The National Black Mamas Bail Out Day has collected over $550,000 and is using it to bail out mothers who could not otherwise afford to see their families. According to Mother Jones, $25,000 has been set aside for women in several cities, including Atlanta, Baltimore, Chicago, New York City, Oakland, California, and 13 others.
Seventeen groups, including the national Black Lives Matter organization and the Movement for Black Lives, are participating, according to the fund's web site, with the intent to fight back against one of the criminal justice system's most entrenched — and increasingly criticized — tools.
"We can buy [mothers'] freedom and push against mass criminalization and modern bondage!" the group's website reads. "In the tradition of our enslaved black ancestors, who used their collective resources to purchase each other's freedom before slavery was abolished, until we abolish bail and mass incarceration, we're gonna free ourselves."
According to civil liberties group the ACLU, there are at least eight times as many women held in state and federal jails as in the year 1980, with the female jail population expanding from 12,300 then to 182,271 in 2002. Though black women make up just 13% of the population, they comprised roughly 30% of the women in jails.

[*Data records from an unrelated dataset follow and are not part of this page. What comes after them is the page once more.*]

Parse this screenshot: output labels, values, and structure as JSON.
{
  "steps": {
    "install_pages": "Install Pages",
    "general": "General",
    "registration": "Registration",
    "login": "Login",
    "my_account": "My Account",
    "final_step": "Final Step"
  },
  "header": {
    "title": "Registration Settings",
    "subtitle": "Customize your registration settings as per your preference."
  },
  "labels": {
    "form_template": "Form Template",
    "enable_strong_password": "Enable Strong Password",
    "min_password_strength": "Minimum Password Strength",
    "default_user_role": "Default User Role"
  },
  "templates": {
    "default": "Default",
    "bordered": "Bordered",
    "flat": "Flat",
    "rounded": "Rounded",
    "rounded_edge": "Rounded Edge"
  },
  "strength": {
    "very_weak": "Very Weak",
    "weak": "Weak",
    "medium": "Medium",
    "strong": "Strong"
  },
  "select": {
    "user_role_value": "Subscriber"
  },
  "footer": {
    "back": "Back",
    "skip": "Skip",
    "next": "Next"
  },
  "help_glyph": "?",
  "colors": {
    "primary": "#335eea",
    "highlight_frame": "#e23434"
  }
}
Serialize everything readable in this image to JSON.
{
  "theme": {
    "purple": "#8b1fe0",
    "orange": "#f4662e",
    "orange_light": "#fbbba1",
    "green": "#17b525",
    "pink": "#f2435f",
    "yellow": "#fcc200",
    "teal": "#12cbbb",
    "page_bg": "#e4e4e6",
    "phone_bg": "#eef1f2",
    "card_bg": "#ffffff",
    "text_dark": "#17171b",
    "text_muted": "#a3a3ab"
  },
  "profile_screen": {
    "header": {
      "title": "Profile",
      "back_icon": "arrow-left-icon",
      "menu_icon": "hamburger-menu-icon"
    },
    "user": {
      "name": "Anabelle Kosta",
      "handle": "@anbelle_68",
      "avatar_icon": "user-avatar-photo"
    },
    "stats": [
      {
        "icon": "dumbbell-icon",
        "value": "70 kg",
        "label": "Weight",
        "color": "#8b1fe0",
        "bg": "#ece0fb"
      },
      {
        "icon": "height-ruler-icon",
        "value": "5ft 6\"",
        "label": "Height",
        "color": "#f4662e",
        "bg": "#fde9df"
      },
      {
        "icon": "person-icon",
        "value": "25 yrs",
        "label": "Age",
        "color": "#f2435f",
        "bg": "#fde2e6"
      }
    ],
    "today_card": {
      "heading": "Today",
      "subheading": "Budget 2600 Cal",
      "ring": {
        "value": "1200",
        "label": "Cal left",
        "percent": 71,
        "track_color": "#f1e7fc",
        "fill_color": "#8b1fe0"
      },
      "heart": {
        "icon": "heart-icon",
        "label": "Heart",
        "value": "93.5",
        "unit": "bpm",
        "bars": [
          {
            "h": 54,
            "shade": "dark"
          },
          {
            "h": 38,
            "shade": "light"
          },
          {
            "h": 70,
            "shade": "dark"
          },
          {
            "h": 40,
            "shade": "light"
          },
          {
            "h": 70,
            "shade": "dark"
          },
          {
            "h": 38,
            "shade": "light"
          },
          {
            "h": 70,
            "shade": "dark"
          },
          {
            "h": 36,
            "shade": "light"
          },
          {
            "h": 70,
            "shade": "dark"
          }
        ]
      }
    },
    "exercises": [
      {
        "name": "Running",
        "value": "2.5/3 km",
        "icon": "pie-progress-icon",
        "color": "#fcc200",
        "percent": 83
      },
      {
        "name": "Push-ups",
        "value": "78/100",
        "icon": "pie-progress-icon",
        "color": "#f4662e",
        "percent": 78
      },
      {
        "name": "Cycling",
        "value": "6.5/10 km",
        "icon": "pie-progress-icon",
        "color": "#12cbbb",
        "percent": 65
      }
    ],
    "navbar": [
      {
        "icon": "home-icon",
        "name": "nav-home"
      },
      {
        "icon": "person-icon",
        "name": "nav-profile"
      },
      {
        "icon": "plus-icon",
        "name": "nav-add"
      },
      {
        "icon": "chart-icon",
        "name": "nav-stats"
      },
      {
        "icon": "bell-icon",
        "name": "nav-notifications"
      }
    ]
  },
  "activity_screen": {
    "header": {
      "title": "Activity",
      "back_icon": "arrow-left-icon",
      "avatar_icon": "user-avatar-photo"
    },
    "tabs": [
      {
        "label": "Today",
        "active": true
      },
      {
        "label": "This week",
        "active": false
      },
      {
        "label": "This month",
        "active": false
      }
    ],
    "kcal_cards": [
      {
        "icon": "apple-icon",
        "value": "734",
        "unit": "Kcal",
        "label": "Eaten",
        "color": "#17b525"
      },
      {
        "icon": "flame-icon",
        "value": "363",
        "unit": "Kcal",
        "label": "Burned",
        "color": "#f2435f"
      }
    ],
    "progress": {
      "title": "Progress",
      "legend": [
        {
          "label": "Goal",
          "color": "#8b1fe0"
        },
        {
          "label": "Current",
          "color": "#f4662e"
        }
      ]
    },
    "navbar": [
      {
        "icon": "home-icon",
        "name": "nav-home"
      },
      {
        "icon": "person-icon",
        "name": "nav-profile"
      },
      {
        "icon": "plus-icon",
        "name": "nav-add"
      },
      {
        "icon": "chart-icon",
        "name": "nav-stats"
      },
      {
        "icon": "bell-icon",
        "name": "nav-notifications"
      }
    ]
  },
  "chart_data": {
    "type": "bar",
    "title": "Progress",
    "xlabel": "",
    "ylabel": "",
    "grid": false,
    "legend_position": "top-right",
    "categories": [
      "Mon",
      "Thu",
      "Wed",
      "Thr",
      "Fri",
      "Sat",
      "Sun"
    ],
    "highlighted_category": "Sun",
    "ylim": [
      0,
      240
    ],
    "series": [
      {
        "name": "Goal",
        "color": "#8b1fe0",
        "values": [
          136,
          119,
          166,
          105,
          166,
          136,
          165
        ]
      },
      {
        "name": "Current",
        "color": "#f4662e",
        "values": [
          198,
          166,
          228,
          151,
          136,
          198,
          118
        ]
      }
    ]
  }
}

As the prison population has increased, so too has the use of harsh bail penalties. The New York Times reported in 2015 the National Institute of Corrections estimates 500,000 people cannot pay bail on any given day, with many of those people waiting days or even weeks to be released despite not being found guilty of any crimes. In some jurisdictions like Baltimore, the Times reported, bail that is ostensibly for ensuring a defendant shows up on a court date is used punitively to punish people who haven't yet had a fair trial.
The effort has freed more than 50 mothers, according to Mother Jones. The amount of bail per mother varies considerably but runs into the hundreds at a minimum, with many held on bail in the thousands.
According to the Brooklyn Bail Fund, the average bail it pays in NYC is $910. Tanisha Bynum, a 25-year-old, pregnant mother of four who was assigned $10,000 bond in Florida for driving with a suspended license, told Time the effort will allow her to see her kids on Mother's Day, celebrate her son's third birthday and attend her daughter's kindergarten graduation.
"Those are milestones in my kids' lives," Bynum said. "I didn't want to miss them because of a traffic ticket."